Написание подобной книги в некотором отношении рис­кованно. Поскольку я вторгаюсь в сферу компетенции других специалистов, моя передача их логических построений может показаться неоригинальной; в некоторых случаях они даже могут уловить неточности. Однако игра стоит свеч. Я не толь­ко использовала возможность должным образом систематизи­ровать свои предыдущие исследования и теорию, но в конеч­ном итоге добралась до написания книги. И мне очень хотелось бы, чтобы она была востребована — точно так же, как начинающим борющимся феминисткам очень хотелось бы, чтобы общество осознало подавление женщин и подавление сексуальных меньшинств.

 

Благодарности

Эта книга создавалась в моей голове больше двадцати лет, а ложилась на бумагу почти пять лет. И теперь мне хотелось бы

выразить благодарность многим людям, организациям и всем, кто вдохновлял меня.

Прежде всего, это касается Фонда Рокфеллера, чья стипен­дия для программы «Изменение гендерных ролей» дала мне возможность в течение одного академического 1987—1988 года пожить в Гарварде, где я имела свободный доступ к информа­ции в широкой области гуманитарных наук, что было необхо­димо для написания этой книги. По утрам я обследовала книжные магазины, а от полудня до заката ненасытно погло­щала все — от антропологии до социобиологии.

Благодаря некоторым специальным статьям у меня поя­вился совершенно новый взгляд на общественную жизнь. Во-первых, это статья Кэтрин МакКиннон «Различия и гос­подство», позволившая понять, что структура окружающего социального мира в действительности является позитивной программой действий исключительно для мужчин. После знакомства с этой статьей я стала придавать особое значение линзам андроцентризма. Во-вторых, статья Ричарда Шведера «Романтический бунт антропологии против эпохи Просвеще­ния», основной смысл которой трудно передать в двух сло­вах. Достаточно сказать, что эта работа познакомила меня с концепцией инкультурации (enculturation) (приобщения к культуре. — Прим. пер.), на которой я подробнее остановлюсь в главе 5. Но гораздо важнее, что данная статья способство­вала выстраиванию интеллектуального контекста в моей ра­боте над схемами, или линзами: идеи статьи оказались гораз­до ближе мне по духу, чем все, что до этого я встречала в психологии.

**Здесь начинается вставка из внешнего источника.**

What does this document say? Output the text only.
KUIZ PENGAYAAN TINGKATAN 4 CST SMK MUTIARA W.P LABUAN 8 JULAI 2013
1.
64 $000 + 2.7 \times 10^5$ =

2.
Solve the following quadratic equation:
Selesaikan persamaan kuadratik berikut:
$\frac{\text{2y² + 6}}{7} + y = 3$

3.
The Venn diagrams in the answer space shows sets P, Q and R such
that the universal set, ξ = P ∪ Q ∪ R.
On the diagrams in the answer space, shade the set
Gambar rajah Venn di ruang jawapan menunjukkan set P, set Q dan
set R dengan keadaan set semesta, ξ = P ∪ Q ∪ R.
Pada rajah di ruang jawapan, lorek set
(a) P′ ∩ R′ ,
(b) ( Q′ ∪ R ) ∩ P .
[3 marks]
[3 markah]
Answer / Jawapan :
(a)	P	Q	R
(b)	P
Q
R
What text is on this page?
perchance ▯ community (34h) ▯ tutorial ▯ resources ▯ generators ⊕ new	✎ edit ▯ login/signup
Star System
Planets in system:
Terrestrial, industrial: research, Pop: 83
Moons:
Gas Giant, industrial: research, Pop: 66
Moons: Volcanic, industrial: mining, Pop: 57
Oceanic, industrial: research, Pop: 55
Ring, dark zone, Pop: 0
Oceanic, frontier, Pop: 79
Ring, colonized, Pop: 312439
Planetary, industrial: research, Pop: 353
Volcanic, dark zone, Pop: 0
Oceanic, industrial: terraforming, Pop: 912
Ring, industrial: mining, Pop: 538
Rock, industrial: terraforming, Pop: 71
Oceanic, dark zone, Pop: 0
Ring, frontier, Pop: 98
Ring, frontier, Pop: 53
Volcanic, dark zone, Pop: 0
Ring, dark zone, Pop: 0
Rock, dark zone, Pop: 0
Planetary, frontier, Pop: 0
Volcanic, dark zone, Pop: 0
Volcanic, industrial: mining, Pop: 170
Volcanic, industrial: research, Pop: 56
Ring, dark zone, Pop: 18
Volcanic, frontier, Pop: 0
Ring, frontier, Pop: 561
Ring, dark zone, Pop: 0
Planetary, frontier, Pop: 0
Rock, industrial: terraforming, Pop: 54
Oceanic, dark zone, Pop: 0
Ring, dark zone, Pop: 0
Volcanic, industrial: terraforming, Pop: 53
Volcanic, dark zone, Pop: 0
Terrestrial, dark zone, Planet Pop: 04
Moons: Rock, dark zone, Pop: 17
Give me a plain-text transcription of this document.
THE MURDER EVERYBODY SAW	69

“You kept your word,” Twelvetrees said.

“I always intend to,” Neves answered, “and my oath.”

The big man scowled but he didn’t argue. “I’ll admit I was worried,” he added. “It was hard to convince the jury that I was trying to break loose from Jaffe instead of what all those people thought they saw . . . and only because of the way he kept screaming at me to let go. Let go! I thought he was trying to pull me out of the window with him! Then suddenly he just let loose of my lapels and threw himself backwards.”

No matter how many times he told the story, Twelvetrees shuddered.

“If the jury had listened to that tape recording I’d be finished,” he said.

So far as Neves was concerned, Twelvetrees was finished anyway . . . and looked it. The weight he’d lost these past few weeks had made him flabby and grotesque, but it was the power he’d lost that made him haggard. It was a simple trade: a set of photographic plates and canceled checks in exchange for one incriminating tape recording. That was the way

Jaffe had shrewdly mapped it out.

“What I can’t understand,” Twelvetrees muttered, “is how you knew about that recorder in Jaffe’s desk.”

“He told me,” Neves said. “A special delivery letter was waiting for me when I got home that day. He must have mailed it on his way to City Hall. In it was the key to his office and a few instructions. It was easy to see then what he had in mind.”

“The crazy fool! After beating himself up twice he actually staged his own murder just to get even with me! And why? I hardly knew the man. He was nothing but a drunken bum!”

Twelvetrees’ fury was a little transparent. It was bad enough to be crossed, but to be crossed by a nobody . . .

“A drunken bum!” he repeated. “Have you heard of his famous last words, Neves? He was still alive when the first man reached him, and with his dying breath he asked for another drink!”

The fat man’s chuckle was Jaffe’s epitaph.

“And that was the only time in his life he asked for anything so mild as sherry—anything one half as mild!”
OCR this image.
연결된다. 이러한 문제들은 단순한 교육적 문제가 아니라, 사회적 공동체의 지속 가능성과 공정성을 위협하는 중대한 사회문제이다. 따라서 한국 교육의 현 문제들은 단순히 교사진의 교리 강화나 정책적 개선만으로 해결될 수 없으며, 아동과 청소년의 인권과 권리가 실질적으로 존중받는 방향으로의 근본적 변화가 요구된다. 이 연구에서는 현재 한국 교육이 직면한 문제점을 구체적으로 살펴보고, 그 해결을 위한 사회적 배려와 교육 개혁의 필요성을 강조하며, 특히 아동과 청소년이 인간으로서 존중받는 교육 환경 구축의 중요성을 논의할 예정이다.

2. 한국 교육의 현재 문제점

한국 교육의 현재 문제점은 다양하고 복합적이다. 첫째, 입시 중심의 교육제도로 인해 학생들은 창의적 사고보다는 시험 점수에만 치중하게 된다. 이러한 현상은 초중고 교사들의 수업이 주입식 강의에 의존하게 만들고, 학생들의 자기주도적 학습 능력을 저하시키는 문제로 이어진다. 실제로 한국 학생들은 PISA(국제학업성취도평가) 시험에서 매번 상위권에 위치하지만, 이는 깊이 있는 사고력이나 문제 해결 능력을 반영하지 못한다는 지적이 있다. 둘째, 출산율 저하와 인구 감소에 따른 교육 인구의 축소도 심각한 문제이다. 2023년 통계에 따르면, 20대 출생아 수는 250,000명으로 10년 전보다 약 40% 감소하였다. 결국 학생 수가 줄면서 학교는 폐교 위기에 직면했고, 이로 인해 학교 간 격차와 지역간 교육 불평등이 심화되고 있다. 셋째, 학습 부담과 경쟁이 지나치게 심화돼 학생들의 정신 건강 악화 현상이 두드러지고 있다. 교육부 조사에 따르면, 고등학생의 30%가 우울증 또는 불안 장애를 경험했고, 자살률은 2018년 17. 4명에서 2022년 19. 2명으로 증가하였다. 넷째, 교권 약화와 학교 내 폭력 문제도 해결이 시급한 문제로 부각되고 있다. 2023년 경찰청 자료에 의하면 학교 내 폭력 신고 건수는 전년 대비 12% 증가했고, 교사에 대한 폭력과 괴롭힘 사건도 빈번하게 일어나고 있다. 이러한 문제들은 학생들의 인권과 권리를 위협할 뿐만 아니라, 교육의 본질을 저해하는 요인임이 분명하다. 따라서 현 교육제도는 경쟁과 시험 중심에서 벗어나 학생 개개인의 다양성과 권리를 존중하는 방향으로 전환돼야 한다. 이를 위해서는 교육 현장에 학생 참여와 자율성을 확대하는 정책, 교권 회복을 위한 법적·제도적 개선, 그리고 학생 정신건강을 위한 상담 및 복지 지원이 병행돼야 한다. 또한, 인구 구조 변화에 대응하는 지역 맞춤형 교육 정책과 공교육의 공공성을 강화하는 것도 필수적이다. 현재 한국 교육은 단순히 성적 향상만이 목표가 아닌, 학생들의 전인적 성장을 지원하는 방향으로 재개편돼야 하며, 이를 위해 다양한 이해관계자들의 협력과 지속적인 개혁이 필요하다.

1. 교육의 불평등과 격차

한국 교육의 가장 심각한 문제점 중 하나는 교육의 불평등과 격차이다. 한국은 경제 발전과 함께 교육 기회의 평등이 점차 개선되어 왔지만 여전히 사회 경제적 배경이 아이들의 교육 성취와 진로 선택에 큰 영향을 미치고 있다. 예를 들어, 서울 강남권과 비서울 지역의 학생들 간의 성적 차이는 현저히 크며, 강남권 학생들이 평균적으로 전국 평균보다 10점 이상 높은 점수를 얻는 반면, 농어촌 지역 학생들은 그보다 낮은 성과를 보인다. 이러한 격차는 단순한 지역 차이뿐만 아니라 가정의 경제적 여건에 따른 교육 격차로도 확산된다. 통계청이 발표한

Кроме того, хотелось бы выразить глубокую благодарность исследователям феминистского направления, усилиями кото­рых постоянно расширяется круг литературы в области гендера и сексуальности. Двадцать лет назад, когда подобной лите­ратуры еще не существовало, эта книга не могла быть написана. Хочу добавить, что она не могла бы появиться, если бы не регулярные встречи с научной группой, занимающейся проблемами женских исследований в университете Корнелла (Cornell Women's Studies Study Group). Мы встречались дваж­ды в неделю, и каждый раз я получала литературу междисцип­линарного характера, затрагивающую феминистскую темати­ку, что помогало мне свободно в ней ориентироваться.